Los pantalones de pierna ancha en negro, gris o azul marino permiten que la silueta retro destaque sin romper la armonía del conjunto. El contraste entre la confección estructurada y la inspiración deportiva genera un resultado contemporáneo que sigue viéndose pulido.
Con vestidos lenceros
Los vestidos satinados y de líneas simples encuentran un contrapunto interesante en este tipo de calzado. El resultado evita que el look se incline demasiado hacia lo formal y aporta una sensación más relajada.
El animal print añade textura visual sin competir con la simplicidad de la prenda principal.
Con faldas midi
Las faldas midi siguen siendo una de las piezas más versátiles de la temporada. Combinadas con tenis de perfil bajo permiten caminar cómodamente durante todo el día sin perder sofisticación.

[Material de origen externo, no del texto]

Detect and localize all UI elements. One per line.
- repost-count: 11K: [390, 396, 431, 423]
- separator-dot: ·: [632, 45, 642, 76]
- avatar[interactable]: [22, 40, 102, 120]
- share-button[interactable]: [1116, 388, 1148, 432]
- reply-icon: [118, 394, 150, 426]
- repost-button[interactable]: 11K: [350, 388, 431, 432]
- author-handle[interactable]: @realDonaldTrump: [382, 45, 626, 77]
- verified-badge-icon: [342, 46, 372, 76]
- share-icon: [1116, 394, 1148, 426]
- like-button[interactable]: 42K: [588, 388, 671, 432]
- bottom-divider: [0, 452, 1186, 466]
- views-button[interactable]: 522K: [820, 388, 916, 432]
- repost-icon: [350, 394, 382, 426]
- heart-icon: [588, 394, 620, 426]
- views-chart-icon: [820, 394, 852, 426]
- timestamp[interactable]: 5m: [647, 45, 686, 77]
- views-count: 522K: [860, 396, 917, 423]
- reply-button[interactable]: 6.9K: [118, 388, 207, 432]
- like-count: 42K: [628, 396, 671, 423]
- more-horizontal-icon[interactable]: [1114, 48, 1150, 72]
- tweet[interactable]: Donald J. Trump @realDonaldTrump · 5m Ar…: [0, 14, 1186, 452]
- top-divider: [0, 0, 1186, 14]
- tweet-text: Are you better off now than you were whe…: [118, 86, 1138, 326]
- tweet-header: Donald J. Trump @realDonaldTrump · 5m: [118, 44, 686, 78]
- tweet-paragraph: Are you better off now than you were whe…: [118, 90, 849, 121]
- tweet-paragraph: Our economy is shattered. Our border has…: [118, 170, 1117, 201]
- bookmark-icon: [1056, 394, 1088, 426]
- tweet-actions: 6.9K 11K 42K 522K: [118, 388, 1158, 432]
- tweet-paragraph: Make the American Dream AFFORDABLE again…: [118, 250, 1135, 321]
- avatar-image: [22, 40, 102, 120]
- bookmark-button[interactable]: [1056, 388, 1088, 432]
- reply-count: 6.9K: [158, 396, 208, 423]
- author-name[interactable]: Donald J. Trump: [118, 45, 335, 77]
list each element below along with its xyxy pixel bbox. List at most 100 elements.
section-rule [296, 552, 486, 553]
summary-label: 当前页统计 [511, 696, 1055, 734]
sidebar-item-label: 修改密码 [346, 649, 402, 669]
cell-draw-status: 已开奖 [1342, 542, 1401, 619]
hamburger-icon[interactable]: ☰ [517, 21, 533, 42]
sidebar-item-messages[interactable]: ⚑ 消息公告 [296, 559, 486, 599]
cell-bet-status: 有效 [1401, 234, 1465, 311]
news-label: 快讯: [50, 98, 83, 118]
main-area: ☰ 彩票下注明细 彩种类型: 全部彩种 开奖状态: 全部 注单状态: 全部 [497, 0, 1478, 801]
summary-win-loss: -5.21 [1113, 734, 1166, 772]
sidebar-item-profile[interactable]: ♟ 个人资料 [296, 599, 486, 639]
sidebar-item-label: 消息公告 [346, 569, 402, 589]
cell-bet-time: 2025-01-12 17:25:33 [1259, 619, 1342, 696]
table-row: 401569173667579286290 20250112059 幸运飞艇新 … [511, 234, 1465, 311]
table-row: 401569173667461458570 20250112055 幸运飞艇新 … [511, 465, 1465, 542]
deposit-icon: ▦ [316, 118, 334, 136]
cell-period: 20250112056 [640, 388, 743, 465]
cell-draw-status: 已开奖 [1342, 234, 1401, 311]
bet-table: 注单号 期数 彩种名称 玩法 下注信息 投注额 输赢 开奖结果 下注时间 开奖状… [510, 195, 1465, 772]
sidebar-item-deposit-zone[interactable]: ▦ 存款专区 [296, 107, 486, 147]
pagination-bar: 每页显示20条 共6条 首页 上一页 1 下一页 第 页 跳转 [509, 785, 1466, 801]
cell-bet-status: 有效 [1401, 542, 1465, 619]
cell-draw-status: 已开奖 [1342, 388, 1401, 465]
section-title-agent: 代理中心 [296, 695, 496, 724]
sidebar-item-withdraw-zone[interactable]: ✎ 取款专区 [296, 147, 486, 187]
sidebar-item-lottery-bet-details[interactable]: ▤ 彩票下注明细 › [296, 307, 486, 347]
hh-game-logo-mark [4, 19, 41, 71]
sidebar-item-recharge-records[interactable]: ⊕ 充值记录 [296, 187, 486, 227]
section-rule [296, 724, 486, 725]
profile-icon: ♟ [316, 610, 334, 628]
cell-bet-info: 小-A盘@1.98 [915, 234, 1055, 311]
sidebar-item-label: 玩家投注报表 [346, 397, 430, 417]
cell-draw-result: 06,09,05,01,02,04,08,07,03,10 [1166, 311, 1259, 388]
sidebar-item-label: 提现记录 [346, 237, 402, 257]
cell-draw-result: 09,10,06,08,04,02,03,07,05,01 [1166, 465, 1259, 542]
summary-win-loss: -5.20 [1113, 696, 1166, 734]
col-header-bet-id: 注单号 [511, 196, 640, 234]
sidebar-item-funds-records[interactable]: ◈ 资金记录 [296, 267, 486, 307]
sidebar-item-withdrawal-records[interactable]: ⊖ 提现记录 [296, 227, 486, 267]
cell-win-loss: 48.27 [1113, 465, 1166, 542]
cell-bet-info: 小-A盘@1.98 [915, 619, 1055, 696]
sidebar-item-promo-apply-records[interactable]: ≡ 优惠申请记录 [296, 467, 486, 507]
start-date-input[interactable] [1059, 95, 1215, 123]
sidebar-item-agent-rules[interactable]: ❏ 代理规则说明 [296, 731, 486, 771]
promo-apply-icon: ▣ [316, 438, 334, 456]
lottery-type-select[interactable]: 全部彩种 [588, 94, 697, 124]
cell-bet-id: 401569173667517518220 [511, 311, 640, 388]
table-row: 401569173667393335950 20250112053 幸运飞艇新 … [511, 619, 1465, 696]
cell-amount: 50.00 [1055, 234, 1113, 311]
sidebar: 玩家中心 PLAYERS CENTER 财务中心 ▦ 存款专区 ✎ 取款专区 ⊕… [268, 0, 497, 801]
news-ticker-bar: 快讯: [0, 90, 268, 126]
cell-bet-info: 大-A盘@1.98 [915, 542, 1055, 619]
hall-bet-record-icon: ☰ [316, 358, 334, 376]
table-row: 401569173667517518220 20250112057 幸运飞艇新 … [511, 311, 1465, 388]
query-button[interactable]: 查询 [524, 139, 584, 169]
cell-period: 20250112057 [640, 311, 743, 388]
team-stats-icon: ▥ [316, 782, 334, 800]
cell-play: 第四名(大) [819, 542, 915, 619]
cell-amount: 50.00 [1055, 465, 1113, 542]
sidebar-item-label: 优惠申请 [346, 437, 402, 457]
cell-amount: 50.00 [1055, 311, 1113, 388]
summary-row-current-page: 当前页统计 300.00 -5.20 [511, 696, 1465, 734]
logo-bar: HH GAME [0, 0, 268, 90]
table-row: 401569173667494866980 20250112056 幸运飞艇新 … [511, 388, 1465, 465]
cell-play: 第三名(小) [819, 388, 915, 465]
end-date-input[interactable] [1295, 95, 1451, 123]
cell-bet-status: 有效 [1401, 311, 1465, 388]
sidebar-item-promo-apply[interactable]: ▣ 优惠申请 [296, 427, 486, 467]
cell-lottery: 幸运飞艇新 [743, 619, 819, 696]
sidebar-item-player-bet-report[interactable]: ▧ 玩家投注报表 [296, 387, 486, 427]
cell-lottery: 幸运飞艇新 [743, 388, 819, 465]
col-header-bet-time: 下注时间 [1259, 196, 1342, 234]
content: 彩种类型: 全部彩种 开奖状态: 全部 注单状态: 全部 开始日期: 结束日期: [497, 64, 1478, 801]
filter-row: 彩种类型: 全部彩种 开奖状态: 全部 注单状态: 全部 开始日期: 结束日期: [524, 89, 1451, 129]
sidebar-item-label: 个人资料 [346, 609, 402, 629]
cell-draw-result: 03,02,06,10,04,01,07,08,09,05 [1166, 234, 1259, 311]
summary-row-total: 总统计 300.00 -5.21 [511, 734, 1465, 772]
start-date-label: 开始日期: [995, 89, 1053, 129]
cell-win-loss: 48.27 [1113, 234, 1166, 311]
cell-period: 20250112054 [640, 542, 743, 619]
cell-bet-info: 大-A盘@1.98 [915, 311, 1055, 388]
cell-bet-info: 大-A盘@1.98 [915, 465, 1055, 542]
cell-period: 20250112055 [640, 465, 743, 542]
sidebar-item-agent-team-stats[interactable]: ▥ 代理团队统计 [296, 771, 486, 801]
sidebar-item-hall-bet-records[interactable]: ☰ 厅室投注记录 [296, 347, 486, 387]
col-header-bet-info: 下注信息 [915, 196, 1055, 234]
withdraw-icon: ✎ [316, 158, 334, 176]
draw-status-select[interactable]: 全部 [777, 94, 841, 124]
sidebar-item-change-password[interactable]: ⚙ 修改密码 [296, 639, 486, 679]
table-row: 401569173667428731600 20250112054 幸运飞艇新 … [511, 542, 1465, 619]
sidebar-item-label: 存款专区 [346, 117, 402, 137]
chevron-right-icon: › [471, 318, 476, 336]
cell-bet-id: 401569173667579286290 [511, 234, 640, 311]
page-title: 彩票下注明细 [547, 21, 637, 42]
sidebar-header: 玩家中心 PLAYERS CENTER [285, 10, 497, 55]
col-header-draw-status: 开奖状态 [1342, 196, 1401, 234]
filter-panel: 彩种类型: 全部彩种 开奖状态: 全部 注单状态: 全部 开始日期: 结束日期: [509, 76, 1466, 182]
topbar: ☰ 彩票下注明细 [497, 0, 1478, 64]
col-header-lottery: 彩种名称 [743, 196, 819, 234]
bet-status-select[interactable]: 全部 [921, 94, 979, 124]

Los modelos en tonos neutros, blanco, negro o beige funcionan especialmente bien porque dejan que el diseño del calzado tenga presencia propia.
Con conjuntos de rayas finas
Otra idea interesante aparece en la campaña: los trajes y conjuntos con rayas diplomáticas. El dibujo lineal de la tela crea un contraste atractivo con las formas orgánicas del estampado animal.
La combinación tiene suficiente personalidad para sentirse actual, pero conserva una base clásica que evita excesos.
Con total look negro
Cuando existe una prenda protagonista, muchas veces la mejor estrategia consiste en simplificar todo lo demás.
Un conjunto completamente negro permite que los tenis destaquen de manera natural. El efecto es elegante, fácil de construir y especialmente útil para quienes quieren probar el animal print sin comprometerse con prendas más llamativas.
Con denim de pies a cabeza
Las tendencias de mezclilla total han regresado con fuerza y estos tenis parecen diseñados para acompañarlas.
Chamarras, camisas y pantalones de mezclilla en lavados similares crean una base uniforme sobre la que el calzado aporta contraste y profundidad. El resultado conserva el espíritu relajado de los años ochenta, pero con una ejecución mucho más actual.